# butterfly fish?



## Lydia (Feb 6, 2005)

i have a 15 gallon fairly heavily planted tank that has fine gravel substrate with 5 zebra danios, 2 platies, 2 mollies, 2 cories, and a dwarf gourami in it...are any of those fish compatible with a butterfly fish? basically im wondering what would i have to get rid of to be able to get a butterfly fish or would it even be worth it?

tia!


----------



## Mr Aquarium (Jan 18, 2005)

In My Opinion, If it was me I would get one in a Heart beat,
I really like the Butterfly fish.
I have heard stories of them eating other fish, but I have never seen this
with the ones I have had.
I can believe it with really small fishses, but if you feed it well, he should pretty much stay to himself.
I use to feed mine flys and such, he loved flys........


----------



## shev (Jan 18, 2005)

my african butterfly loved flies, moths, may flys, mosquitos, grasshoppers.

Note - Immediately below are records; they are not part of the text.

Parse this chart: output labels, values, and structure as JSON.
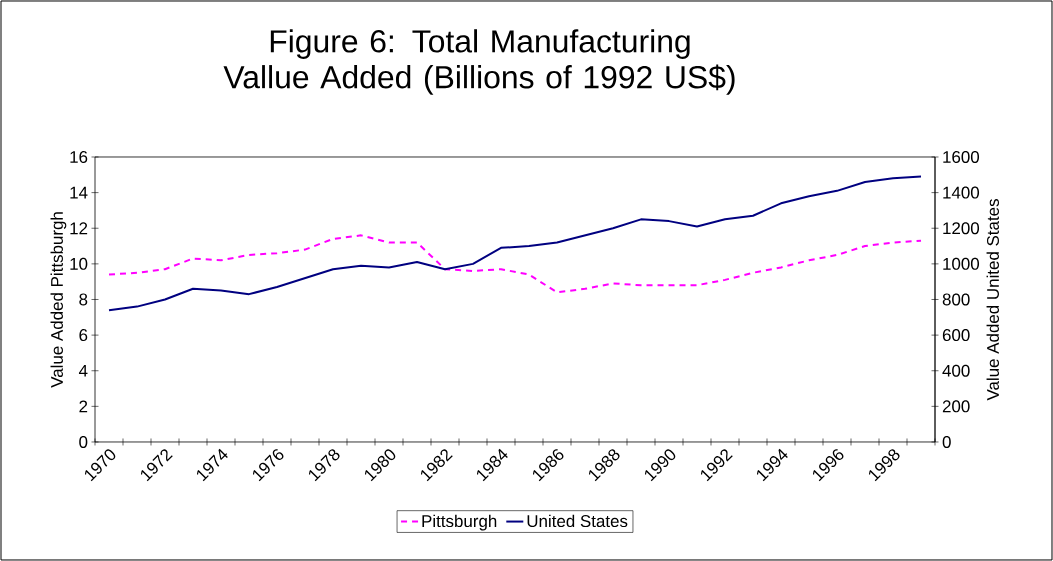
{
  "chart_data": {
    "type": "line",
    "title": "Figure 6: Total Manufacturing Vallue Added (Billions of 1992 US$)",
    "ylabel": "Value Added Pittsburgh",
    "y2label": "Value Added United States",
    "categories": [
      "1970",
      null,
      "1972",
      null,
      "1974",
      null,
      "1976",
      null,
      "1978",
      null,
      "1980",
      null,
      "1982",
      null,
      "1984",
      null,
      "1986",
      null,
      "1988",
      null,
      "1990",
      null,
      "1992",
      null,
      "1994",
      null,
      "1996",
      null,
      "1998",
      null
    ],
    "series": [
      {
        "name": "Pittsburgh",
        "color": "#ff00ff",
        "line_style": "dashed",
        "values": [
          9.4,
          9.5,
          9.7,
          10.3,
          10.2,
          10.5,
          10.6,
          10.8,
          11.4,
          11.6,
          11.2,
          11.2,
          9.7,
          9.6,
          9.7,
          9.4,
          8.4,
          8.6,
          8.9,
          8.8,
          8.8,
          8.8,
          9.1,
          9.5,
          9.8,
          10.2,
          10.5,
          11.0,
          11.2,
          11.3
        ]
      },
      {
        "name": "United States",
        "color": "#000080",
        "line_style": "solid",
        "axis": "y2",
        "values": [
          740,
          760,
          800,
          860,
          850,
          830,
          870,
          920,
          970,
          990,
          980,
          1010,
          970,
          1000,
          1090,
          1100,
          1120,
          1160,
          1200,
          1250,
          1240,
          1210,
          1250,
          1270,
          1340,
          1380,
          1410,
          1460,
          1480,
          1490
        ]
      }
    ],
    "ylim": [
      0,
      16
    ],
    "yticks": [
      0,
      2,
      4,
      6,
      8,
      10,
      12,
      14,
      16
    ],
    "y2lim": [
      0,
      1600
    ],
    "y2ticks": [
      0,
      200,
      400,
      600,
      800,
      1000,
      1200,
      1400,
      1600
    ],
    "legend": "bottom",
    "grid": false
  }
}
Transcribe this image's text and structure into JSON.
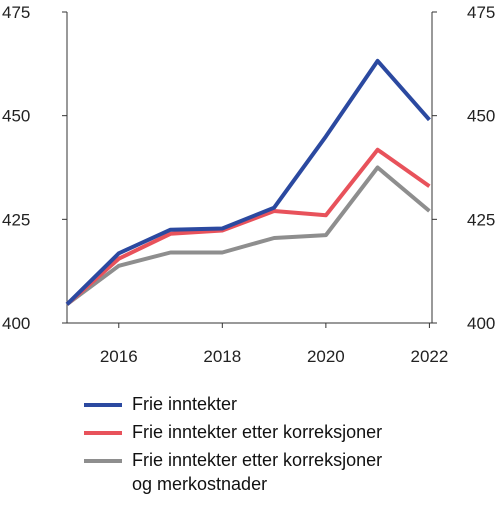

it may eat your zebra danios if they are small.


----------



## Lydia (Feb 6, 2005)

my zebra danios arent small....so yall think i could get one? AWESOME!!!!!!!!!!
i love those fish!!!!!!!!!! whoohooo!!!! lol im excited if you couldnt tell


----------



## Guest (Jun 18, 2005)

lol. they are really cool fish. ive never had one vbut i've considered it. however, it kinda disapoints me that they stay at the top...do the ALWAYS stay at the top of the water?


----------



## shev (Jan 18, 2005)

Pretty much, unless you open the lid and they are scared.


----------



## Lydia (Feb 6, 2005)

could it jump out? because a small amount of my tank isnt covered by the hood...it is enough room for it to get out if it wanted to, though


edit: it will be fine in a 15 gallon right?


----------



## TheOldSalt (Jan 28, 2005)

Oh, yes, it could jump out, for those "wings" aren't just decorations. Pantodons are tremendous jumpers. Get that lid secure or listen for the nightly "thump" of the Butterfly hitting the floor.
The only fish in your tank I would worry about is the gourami, but there's no way to be sure what will happen.


----------



## Lydia (Feb 6, 2005)

ok i will fix the cover...and if the gourami starts being aggressive toward it i could take him back to the pet shop or something...how could i feed him flies? someone mentioned that but i dont get how i could....just kill them and set them on top of the water? or how?


----------



## j55 (Apr 25, 2005)

I may be getting a 47 gallon, with 3 leapard bush fish,
1 marbled bichir,
maybe some type of cat,
could I have one???


----------



## Guest (Jun 19, 2005)

this thread is for butterfly fish...shouldnt you start a new thread?


----------



## Mr Aquarium (Jan 18, 2005)

The Only time my BF ever did anything that seemed to be jump out of the water is at feeding time, They seem to be pretty violent eaters, lol
However, they will go into the tank and swim around if they feel they are threatend by other fish.
I've seen the ones I use to have do it many times.


----------



## Guest (Jun 19, 2005)

oh, i thought he was asking about the catfish. 
sorry


----------



## j55 (Apr 25, 2005)

So can I have one, (BF)


----------



## Guest (Jun 19, 2005)

it sounds okay, but im not an expert on these guys, so dont take my word for it.


----------



## j55 (Apr 25, 2005)

O, thanks anyway,


----------



## Cichlid Man (Jan 19, 2005)

If you get rid of your zebra danios, then yes you can have a BF, however a BF will be fine in the other setup you mentioned.


----------



## j55 (Apr 25, 2005)

do you mean mine?


----------



## shev (Jan 18, 2005)

yeah, they may eat the danios. I have one in a 55 gallon with gouramis. they get along fine, the butterfly nudges them from the top when they come up to breathe. it'll love any sof bodied bug, flies, moths, may flys, mosquitos, grasshoppers. I throw them in live and watch it go into action. especially when you lower the water level, it will actually jump out of the water and catch it in mid air. pretty cool.


----------



## j55 (Apr 25, 2005)

I don't have danios,
to stop confusion,

I will be getting,
3 leapard bush fish,
1 marbled bichir,
can I have a BF???


----------



## Mr Aquarium (Jan 18, 2005)

I use to have mine with danios, neons, and a bunch of other tetras, and lord only knows what else now "can;t remember that far back, in my 75g,
but mine never bothered a one of them.
Unless for reason through the years they have gotten more aggrissive, I know breading and so on can change the attatudes of many different animals and things.........IMHO


----------



## j55 (Apr 25, 2005)

I would be worried about the BF getting eaten!


----------



## Guppy123 (Jul 24, 2005)

Just one quik question, I have a 3.5" opaline gourami, in my 30g, do you think they would bother eachother?


----------